Discover The Secrets Of Milan With Curiosity And A Vintage Car

Discover The Secrets Of Milan With Curiosity And A Vintage Car

By Federico Vaccari

Change, dynamism and the evolution of cultures are aspects that are part of all of us.

Every community always has been characterized by continuous flows of interactions between people that have allowed us to savor one of the most precious and extraordinary things we have: diversity.

In this global melange, places — and especially cities — become a fascinating laboratory in which the most significant changes manifest, which are reflected in the most diversified spheres, including architecture, design, art, traditions and everyday ways of living.

Graffiti on wall in Milan, Italy

Through the journey, we have the extraordinary opportunity to get in touch with these realities, to interact with them and, sometimes, even to become part of them profoundly.

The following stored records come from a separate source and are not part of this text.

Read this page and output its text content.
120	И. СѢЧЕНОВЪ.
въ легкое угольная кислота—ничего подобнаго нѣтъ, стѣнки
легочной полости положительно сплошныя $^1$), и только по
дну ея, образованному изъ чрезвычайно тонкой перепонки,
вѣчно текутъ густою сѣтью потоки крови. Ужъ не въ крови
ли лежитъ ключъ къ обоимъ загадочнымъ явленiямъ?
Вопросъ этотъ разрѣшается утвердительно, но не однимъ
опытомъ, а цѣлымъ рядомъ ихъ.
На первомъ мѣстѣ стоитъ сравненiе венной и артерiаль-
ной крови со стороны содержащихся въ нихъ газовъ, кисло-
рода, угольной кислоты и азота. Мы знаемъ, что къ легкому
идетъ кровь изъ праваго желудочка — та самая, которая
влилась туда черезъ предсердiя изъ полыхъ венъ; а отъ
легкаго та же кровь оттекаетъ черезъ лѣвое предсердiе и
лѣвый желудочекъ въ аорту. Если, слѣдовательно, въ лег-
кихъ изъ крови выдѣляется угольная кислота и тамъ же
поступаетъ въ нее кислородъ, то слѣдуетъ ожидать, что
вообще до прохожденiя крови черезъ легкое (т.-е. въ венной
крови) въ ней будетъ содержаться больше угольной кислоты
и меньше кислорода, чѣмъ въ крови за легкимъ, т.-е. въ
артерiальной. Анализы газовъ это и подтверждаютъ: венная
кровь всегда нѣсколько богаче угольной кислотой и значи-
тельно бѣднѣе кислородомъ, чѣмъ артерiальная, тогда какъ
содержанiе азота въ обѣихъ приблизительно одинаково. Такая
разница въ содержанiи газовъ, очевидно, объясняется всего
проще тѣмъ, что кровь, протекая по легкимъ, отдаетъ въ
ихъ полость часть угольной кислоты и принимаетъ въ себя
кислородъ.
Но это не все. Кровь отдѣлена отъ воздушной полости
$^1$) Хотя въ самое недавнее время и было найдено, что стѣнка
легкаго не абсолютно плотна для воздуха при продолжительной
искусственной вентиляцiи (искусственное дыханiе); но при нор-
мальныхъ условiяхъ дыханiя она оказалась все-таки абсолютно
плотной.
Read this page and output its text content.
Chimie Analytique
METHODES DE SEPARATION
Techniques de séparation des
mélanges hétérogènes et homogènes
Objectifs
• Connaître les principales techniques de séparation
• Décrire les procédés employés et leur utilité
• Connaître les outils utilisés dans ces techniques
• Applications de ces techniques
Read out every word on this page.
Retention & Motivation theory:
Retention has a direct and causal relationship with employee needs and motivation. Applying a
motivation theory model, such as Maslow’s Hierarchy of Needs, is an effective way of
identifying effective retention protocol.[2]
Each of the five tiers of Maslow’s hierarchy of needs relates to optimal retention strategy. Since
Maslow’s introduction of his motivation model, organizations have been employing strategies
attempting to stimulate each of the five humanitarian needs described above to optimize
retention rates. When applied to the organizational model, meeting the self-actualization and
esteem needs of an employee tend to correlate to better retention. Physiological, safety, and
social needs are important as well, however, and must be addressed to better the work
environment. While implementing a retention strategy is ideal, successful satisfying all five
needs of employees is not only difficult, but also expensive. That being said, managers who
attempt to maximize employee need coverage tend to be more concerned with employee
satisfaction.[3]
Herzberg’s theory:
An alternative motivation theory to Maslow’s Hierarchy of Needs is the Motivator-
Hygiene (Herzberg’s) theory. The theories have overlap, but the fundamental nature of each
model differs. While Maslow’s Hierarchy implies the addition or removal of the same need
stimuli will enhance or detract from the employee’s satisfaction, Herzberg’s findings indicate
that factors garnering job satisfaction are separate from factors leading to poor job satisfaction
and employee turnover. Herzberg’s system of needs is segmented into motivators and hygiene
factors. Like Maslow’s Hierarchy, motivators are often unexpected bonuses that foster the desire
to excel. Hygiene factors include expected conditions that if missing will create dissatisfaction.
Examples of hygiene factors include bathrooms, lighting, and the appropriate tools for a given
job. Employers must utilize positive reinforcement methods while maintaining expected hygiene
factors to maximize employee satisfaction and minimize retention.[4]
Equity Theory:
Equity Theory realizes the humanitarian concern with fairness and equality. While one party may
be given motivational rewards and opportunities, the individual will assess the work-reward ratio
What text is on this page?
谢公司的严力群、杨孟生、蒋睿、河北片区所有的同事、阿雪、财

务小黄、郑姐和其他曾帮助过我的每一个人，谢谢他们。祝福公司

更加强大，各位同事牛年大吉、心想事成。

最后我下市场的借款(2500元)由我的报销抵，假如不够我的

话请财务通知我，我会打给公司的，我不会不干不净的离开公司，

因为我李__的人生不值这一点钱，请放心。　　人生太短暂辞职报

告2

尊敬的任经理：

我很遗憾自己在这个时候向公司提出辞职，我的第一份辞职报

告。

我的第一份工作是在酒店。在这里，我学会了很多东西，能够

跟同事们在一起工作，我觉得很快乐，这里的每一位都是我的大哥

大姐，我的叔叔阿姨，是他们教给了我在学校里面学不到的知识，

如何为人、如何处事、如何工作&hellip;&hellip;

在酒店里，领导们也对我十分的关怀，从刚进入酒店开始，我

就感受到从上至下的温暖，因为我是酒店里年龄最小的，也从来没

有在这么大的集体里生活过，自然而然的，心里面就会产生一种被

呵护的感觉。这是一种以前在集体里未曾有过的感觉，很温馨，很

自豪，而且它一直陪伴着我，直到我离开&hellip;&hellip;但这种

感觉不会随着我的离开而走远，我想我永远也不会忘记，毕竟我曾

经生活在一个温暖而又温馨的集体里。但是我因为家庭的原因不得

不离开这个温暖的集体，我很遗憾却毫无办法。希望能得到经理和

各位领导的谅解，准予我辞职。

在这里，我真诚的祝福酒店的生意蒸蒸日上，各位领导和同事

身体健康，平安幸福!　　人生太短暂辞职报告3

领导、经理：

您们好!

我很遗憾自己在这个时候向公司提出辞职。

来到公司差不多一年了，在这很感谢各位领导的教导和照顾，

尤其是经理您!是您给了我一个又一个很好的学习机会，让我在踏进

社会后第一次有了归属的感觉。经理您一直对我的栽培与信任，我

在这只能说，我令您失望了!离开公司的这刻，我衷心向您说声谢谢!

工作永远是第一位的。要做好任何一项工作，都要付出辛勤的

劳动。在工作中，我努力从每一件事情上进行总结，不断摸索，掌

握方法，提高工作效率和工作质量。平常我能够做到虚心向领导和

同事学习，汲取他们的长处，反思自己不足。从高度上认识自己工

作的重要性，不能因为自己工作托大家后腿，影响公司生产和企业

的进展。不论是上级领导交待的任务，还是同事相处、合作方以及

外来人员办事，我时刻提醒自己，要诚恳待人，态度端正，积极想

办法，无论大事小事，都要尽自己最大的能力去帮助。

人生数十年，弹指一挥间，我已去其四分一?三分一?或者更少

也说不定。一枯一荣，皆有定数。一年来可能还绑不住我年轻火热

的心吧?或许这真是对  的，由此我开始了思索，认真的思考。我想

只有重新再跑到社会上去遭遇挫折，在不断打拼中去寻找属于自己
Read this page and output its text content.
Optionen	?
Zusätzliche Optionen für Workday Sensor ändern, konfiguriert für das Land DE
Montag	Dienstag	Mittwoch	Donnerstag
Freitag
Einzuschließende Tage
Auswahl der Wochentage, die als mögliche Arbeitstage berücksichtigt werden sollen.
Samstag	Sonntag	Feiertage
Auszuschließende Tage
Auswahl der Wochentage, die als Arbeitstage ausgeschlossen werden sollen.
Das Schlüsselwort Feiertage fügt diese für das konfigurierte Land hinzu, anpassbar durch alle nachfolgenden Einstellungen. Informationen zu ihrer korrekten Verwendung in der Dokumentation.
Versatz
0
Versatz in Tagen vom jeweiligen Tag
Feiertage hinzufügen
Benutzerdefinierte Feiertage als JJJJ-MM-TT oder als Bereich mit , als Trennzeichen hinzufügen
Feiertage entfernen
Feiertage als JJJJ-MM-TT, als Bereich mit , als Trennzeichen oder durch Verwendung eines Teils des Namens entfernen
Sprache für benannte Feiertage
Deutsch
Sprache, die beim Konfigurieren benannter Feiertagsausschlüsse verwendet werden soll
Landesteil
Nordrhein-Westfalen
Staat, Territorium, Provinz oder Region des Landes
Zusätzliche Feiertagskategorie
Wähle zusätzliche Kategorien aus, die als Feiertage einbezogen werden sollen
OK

All this can happen, provided we put aside what sociologist Daniel J. Boorstin has defined as “The Environmental Bubble”: that protective attitude a tourist can assume when visiting a community with customs and traditions different from their own, leading them to look for familiar actions and activities rather than opening up to the new, or rather, to the different.


The locals, in addition to being the active representatives and creators of the authenticity of a place, are also those who can help us get in touch with these diversities, and there are more and more cities in which many experiences emerge that serve as real cultural bridges with visitors.

Milan is certainly an example in this sense.

Often known only for its image as a “business city,” and mainly linked to two events that characterize it on a global level, namely Design Week and Fashion Week, Milan has a long-lived history dating back to the Celtic era of 560 B.C. and has seen many changes.

The city, therefore, is full of culture and secret places, ready to be discovered perhaps simply by strolling through its streets, or riding in a vintage Fiat 500 together with a local resident, in an original and unforgettable way. Not a bad idea, right?

Touring Milan in a vintage Fiat

This is how you can, for example, discover one place deeply appreciated by the Milanese people, namely the Navigli area and the Darsena, which are some of the last remaining waterways after, starting from the 1930s, most of the centuries-old canals that had been in the city were removed.


Today, it’s a place to stroll and visit the beautiful hidden courtyards where there are shops of local artisans, but also come across the smallest gin distillery in the world, as well as try the famous aperitivo, a quintessentially Milanese concept to discover.

The uniqueness of these places is because of their style of “living in the open air,” sitting along the shore of the Darsena or among the ancient Columns of San Lorenzo dating back to the Roman period, enjoying a drink and local delicacies, lost in the sweet chatter of people nearby and the melodies of musicians who, sometimes, find in this place a way to involve people.

Touring Milan by car

Walking through these areas also allows us to be surprised by places that hide truly astounding secrets, such as the fascinating and strange decorations with human bones present in the chapel of San Bernardino alle Ossa, or by the remains of the relics of the three Magi present in the Basicilia di Sant’Eustorgio.

A little further on, a stone’s throw from the crowded Piazza del Duomo, right in the center, it is possible to find the total peace of the “Quadrilatero del Silenzio,” emblem of the “Art Nouveau” or “Milanese Liberty” architecture that the bourgeois-class Milanese left us in the first two decades of the 20th century.

Here, among fascinating decorations, ornaments, courtyards and gardens of sublime beauty, it’s also possible to find an exotic oasis unimaginable for many: the flamingo garden of Villa Invernizzi, a place where these animals have lived freely since the 1970s and which fascinate people of any age.

Flamingo garden in Milan

But Milan is also the hub city of the economic boom of those years, and so our journey can continue with the beautiful colored houses of Via Abramo Lincoln, also known as the “Burano of Milan” and still unknown to most today, where seeing the colors, hearing the rustling palm leaves, and smelling the scents of jasmine in spring offer the feeling of being in the Caribbean.

And if we talk about work, how can we fail to mention the beautiful design districts, where works and architectural icons, including the Bosco Verticale, emerge in all their majesty, creating that mix between the past and the modern that only Milan can give.

What more can be said? Milan, considered frenetic by many Italians and calm by many foreigners, is ready to surprise us at any moment, and it’s there that it awaits to be discovered, making us a part, if we wish, of the constant change that distinguishes it.

And all of this is there at your fingertips, perhaps aboard a vintage Fiat 500.